Thanks stefan... I guess i got it now.
But then there is only one way of using the development branches scheme
right: to merge from branches to branches until the latest make it to the
Le 14 nov. 2013 10:49, "Stefan Sperling" <stsp_at_elego.de> a écrit :
> On Wed, Nov 13, 2013 at 02:05:53PM +0100, nico wrote:
> > Hello dear SVN users,
> > I have a problem with the merging mecanism in SVN.
> > Here is a litttle case study:
> > We have 2 branches (B1, and B2) and the trunk (T), if you do the
> > commit -> Branch
> > merge B1 -> T
> > merge T -> B2 (to propagate the change)
> > Then if I look to which changes are eligible for merging from B2 to the
> > trunk, the T->B2 is eligible !!!
> > It shouldn't be the case, right ? because the merginfo should be able to
> > track it back to the already merged change from B1 ->T.
> > Am I right in my assumption ?
> > Can somebody explain me ?
> > thanks a lot,
> > nico
> > --
> > |_|0|_|
> > |_|_|0| Nicolas HUOT
> > |0|0|0|
> Do you believe it is safe to assume that the B1->T merge applies
> the same semantic changes as the T->B2 merge?
> If so, do you still believe so if you take into account additional
> changes made for conflict resolution during merges?
> Couple that with the fact that merge-tracking considers a path+revision
> pair is the basic unit of a change set, with no ability to consider just
> a subset of changes made to a file in a given revision, and the problem
> should become apparent.
> If Subversion assumed that B1->T == T->B2, it might miss additional
> changes that may have been needed as part the B1->T merge. The B1->T
> merge creates a new T_at_REVISION_Y, i.e. a changeset T_at_X->T_at_Y that might
> differ from the merged change on made on B1. I think it would be wrong
> for Subversion to ignore these additional changes during the T->B2 merge.

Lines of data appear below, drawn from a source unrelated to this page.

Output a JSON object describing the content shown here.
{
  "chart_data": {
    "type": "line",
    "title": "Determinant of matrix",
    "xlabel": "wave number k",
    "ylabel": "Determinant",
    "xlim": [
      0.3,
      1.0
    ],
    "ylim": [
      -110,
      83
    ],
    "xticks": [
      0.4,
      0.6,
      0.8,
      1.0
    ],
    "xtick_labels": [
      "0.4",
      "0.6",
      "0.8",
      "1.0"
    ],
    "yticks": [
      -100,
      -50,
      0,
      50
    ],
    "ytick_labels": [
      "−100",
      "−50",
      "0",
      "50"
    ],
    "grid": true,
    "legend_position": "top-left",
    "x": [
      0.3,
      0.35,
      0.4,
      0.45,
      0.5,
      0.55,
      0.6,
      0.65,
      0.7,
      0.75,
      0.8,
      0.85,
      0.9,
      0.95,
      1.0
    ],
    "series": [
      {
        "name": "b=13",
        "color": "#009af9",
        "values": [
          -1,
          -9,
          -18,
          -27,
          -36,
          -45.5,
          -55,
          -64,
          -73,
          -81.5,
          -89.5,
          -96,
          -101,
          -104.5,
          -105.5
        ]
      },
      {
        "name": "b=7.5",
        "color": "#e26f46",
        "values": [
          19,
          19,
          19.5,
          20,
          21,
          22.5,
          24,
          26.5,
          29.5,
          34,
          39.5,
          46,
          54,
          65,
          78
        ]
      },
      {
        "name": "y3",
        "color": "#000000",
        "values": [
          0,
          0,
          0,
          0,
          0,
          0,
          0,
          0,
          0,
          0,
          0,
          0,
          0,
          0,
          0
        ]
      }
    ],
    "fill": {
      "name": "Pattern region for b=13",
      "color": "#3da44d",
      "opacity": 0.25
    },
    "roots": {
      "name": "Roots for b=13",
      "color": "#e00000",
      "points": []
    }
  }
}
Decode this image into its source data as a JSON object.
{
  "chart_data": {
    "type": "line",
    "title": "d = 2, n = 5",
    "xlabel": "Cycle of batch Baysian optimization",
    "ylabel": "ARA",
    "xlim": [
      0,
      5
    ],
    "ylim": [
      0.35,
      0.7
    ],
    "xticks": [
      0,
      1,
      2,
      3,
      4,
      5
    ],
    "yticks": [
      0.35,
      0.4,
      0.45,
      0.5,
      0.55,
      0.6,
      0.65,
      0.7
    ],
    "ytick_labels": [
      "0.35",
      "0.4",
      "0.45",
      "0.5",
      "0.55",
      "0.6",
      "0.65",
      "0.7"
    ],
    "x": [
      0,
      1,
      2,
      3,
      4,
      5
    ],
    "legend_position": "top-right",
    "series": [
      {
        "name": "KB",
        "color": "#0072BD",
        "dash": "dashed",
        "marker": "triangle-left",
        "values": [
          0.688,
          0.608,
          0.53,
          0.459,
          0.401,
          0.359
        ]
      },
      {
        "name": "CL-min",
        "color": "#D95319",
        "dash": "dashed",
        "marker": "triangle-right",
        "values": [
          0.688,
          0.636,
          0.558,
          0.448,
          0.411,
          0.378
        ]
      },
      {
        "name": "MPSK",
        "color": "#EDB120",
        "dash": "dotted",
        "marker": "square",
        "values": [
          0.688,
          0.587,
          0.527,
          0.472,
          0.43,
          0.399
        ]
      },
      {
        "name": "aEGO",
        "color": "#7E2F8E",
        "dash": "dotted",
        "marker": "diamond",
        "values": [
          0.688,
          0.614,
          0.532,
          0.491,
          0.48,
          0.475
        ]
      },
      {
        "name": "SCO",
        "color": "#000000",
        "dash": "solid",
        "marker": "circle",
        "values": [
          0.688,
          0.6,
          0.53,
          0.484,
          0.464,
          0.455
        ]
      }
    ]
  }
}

> It is unclear to me what exactly you mean with "commit -> Branch".
> Can you clarify what that is supposed to mean? If it is a commit made
> on B2, you're merging that change in a cyclic way, since the change
> eventually ends up in B2 again. That will invariably result in problems,
> for virtually any given version control system (yes, some cope better
> than others, but the core problem here is that software doesn't grasp
> the semantics of a change). You'll get repeated applications of the
> same changeset, and will need to resolve conflicts because of that
> since there is no way to make a smart decision in software.
> Generally, the best way to avoid this problem is to not merge in cycles.
> Draw a flow diagram of your branches, with arrows to indicate possible
> merges between them. If you follow these arrows and ever end up merging
> a change that originated from a given branch to that same branch again,
> your merging strategy is flawed because it will trigger unneeded conflicts.